In a report of the most recent study, Heffron and coworkers analyzed data from 3,790 serodiscordant couples and found that women who used DMPA were, on average, twice as likely to acquire HIV and to transmit HIV as women who did not use DMPA. The number of seroconversions in the study was, however, low—13 women and 19 men—and investigators did not give information about the duration of DMPA use.
Furthermore, this study was a secondary analysis of a cohort study designed to assess the role of herpes simplex virus in HIV acquisition; it was not designed with the question of a DMPA-HIV link in mind. That leaves questions about contraceptive use, duration of such use, and associated sexual behavior unanswered.
In short, this study adds to an important, growing body of literature, but does not provide evidence for changing gynecologic practice regarding DMPA use and eligibility.

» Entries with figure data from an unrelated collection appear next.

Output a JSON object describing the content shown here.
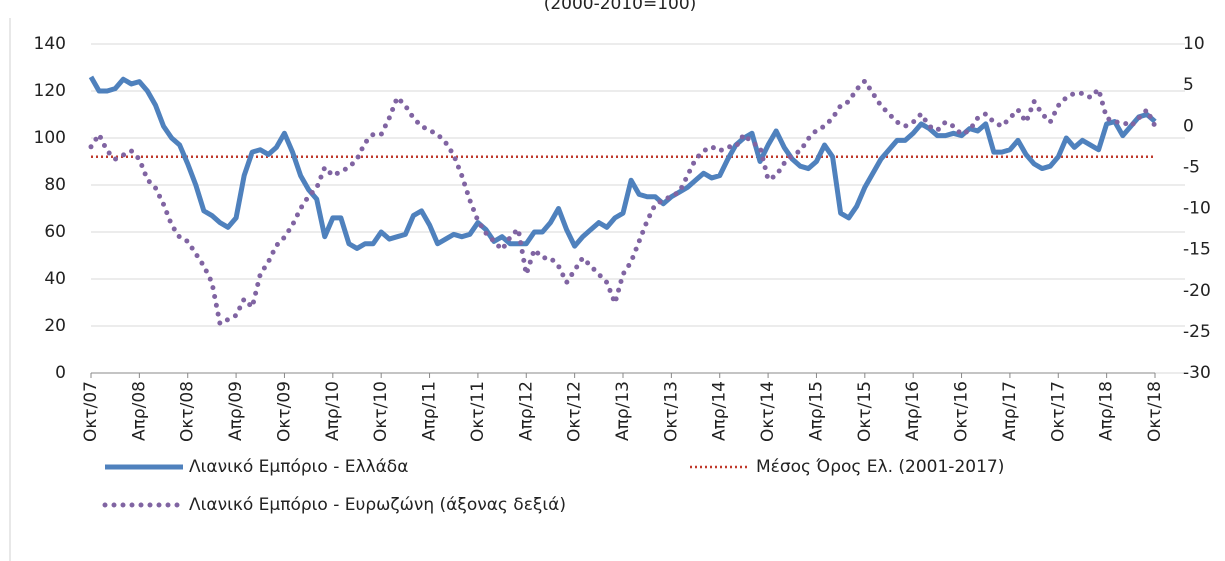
{
  "chart_data": {
    "type": "line",
    "subtitle": "(2000-2010=100)",
    "categories": [
      "Οκτ/07",
      null,
      null,
      null,
      null,
      null,
      "Απρ/08",
      null,
      null,
      null,
      null,
      null,
      "Οκτ/08",
      null,
      null,
      null,
      null,
      null,
      "Απρ/09",
      null,
      null,
      null,
      null,
      null,
      "Οκτ/09",
      null,
      null,
      null,
      null,
      null,
      "Απρ/10",
      null,
      null,
      null,
      null,
      null,
      "Οκτ/10",
      null,
      null,
      null,
      null,
      null,
      "Απρ/11",
      null,
      null,
      null,
      null,
      null,
      "Οκτ/11",
      null,
      null,
      null,
      null,
      null,
      "Απρ/12",
      null,
      null,
      null,
      null,
      null,
      "Οκτ/12",
      null,
      null,
      null,
      null,
      null,
      "Απρ/13",
      null,
      null,
      null,
      null,
      null,
      "Οκτ/13",
      null,
      null,
      null,
      null,
      null,
      "Απρ/14",
      null,
      null,
      null,
      null,
      null,
      "Οκτ/14",
      null,
      null,
      null,
      null,
      null,
      "Απρ/15",
      null,
      null,
      null,
      null,
      null,
      "Οκτ/15",
      null,
      null,
      null,
      null,
      null,
      "Απρ/16",
      null,
      null,
      null,
      null,
      null,
      "Οκτ/16",
      null,
      null,
      null,
      null,
      null,
      "Απρ/17",
      null,
      null,
      null,
      null,
      null,
      "Οκτ/17",
      null,
      null,
      null,
      null,
      null,
      "Απρ/18",
      null,
      null,
      null,
      null,
      null,
      "Οκτ/18"
    ],
    "series": [
      {
        "name": "Λιανικό Εμπόριο  - Ελλάδα",
        "color": "#4f81bd",
        "style": "solid",
        "axis": "y",
        "values": [
          126,
          120,
          120,
          121,
          125,
          123,
          124,
          120,
          114,
          105,
          100,
          97,
          89,
          80,
          69,
          67,
          64,
          62,
          66,
          84,
          94,
          95,
          93,
          96,
          102,
          94,
          84,
          78,
          74,
          58,
          66,
          66,
          55,
          53,
          55,
          55,
          60,
          57,
          58,
          59,
          67,
          69,
          63,
          55,
          57,
          59,
          58,
          59,
          64,
          61,
          56,
          58,
          55,
          55,
          55,
          60,
          60,
          64,
          70,
          61,
          54,
          58,
          61,
          64,
          62,
          66,
          68,
          82,
          76,
          75,
          75,
          72,
          75,
          77,
          79,
          82,
          85,
          83,
          84,
          91,
          97,
          100,
          102,
          90,
          97,
          103,
          96,
          91,
          88,
          87,
          90,
          97,
          92,
          68,
          66,
          71,
          79,
          85,
          91,
          95,
          99,
          99,
          102,
          106,
          104,
          101,
          101,
          102,
          101,
          104,
          103,
          106,
          94,
          94,
          95,
          99,
          93,
          89,
          87,
          88,
          92,
          100,
          96,
          99,
          97,
          95,
          106,
          107,
          101,
          105,
          109,
          110,
          107
        ]
      },
      {
        "name": "Λιανικό Εμπόριο - Ευρωζώνη (άξονας δεξιά)",
        "color": "#8064a2",
        "style": "dots",
        "axis": "y2",
        "values": [
          -2.5,
          -1,
          -3,
          -4,
          -3.5,
          -3,
          -4,
          -6.5,
          -7.5,
          -9.5,
          -12,
          -13.5,
          -14,
          -15.5,
          -17,
          -19,
          -24,
          -23.5,
          -23,
          -21,
          -22,
          -18,
          -16.5,
          -14.5,
          -13.5,
          -12,
          -10,
          -8.5,
          -7.5,
          -5,
          -6,
          -5.5,
          -5,
          -4,
          -2,
          -1,
          -1,
          1,
          3.5,
          2.5,
          1,
          0,
          -0.5,
          -1,
          -2,
          -3.5,
          -6,
          -9,
          -11.5,
          -13,
          -14,
          -15,
          -13.5,
          -12.5,
          -18,
          -15,
          -16,
          -16,
          -17,
          -19,
          -17.5,
          -16,
          -17,
          -18,
          -19,
          -21.5,
          -18,
          -16.5,
          -14,
          -11.5,
          -9.5,
          -9,
          -8.5,
          -8,
          -6,
          -4,
          -3,
          -2.5,
          -3,
          -2.5,
          -2.5,
          -1,
          -2,
          -2.5,
          -6.5,
          -6,
          -4.5,
          -3.5,
          -3,
          -1.5,
          -0.5,
          0,
          1,
          2.5,
          3,
          4.5,
          5.5,
          4,
          2.5,
          1.5,
          0.5,
          0,
          0.5,
          1.5,
          0,
          -0.5,
          0.5,
          0,
          -1,
          -0.5,
          1,
          1.5,
          0.5,
          0,
          1,
          2,
          0.5,
          3,
          1.5,
          0.5,
          2.5,
          3.5,
          4,
          4,
          3.5,
          4.5,
          1,
          0.5,
          0.5,
          0,
          1,
          2,
          0
        ]
      }
    ],
    "reference_lines": [
      {
        "name": "Μέσος Όρος Ελ.  (2001-2017)",
        "value": 92,
        "color": "#c0392b",
        "axis": "y"
      }
    ],
    "ylim": [
      0,
      140
    ],
    "yticks": [
      0,
      20,
      40,
      60,
      80,
      100,
      120,
      140
    ],
    "y2lim": [
      -30,
      10
    ],
    "y2ticks": [
      -30,
      -25,
      -20,
      -15,
      -10,
      -5,
      0,
      5,
      10
    ],
    "grid": true,
    "legend": "bottom"
  }
}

No study has clearly demonstrated sufficiently strong evidence of a putative link between DMPA use and an increased rate of HIV transmission in women at high risk of HIV disease for you to discourage its use in any of your patients for whom DMPA is appropriate.
Stakeholders at the WHO’s 2012 meeting on this matter concluded that 1) no change to guidelines is warranted and 2) hormonal contraception should be promoted for all women, regardless of HIV risk. That conclusion takes into account the fact that the results of more than a decade of research on the role of hormonal contraception in HIV acquisition have been equivocal.12
Given the well-known benefits of effective contraception in preventing unintended pregnancy for all women, especially those at risk of transmitting HIV, you should continue to promote DMPA and all other formulations and methods of hormonal contraception to eligible women.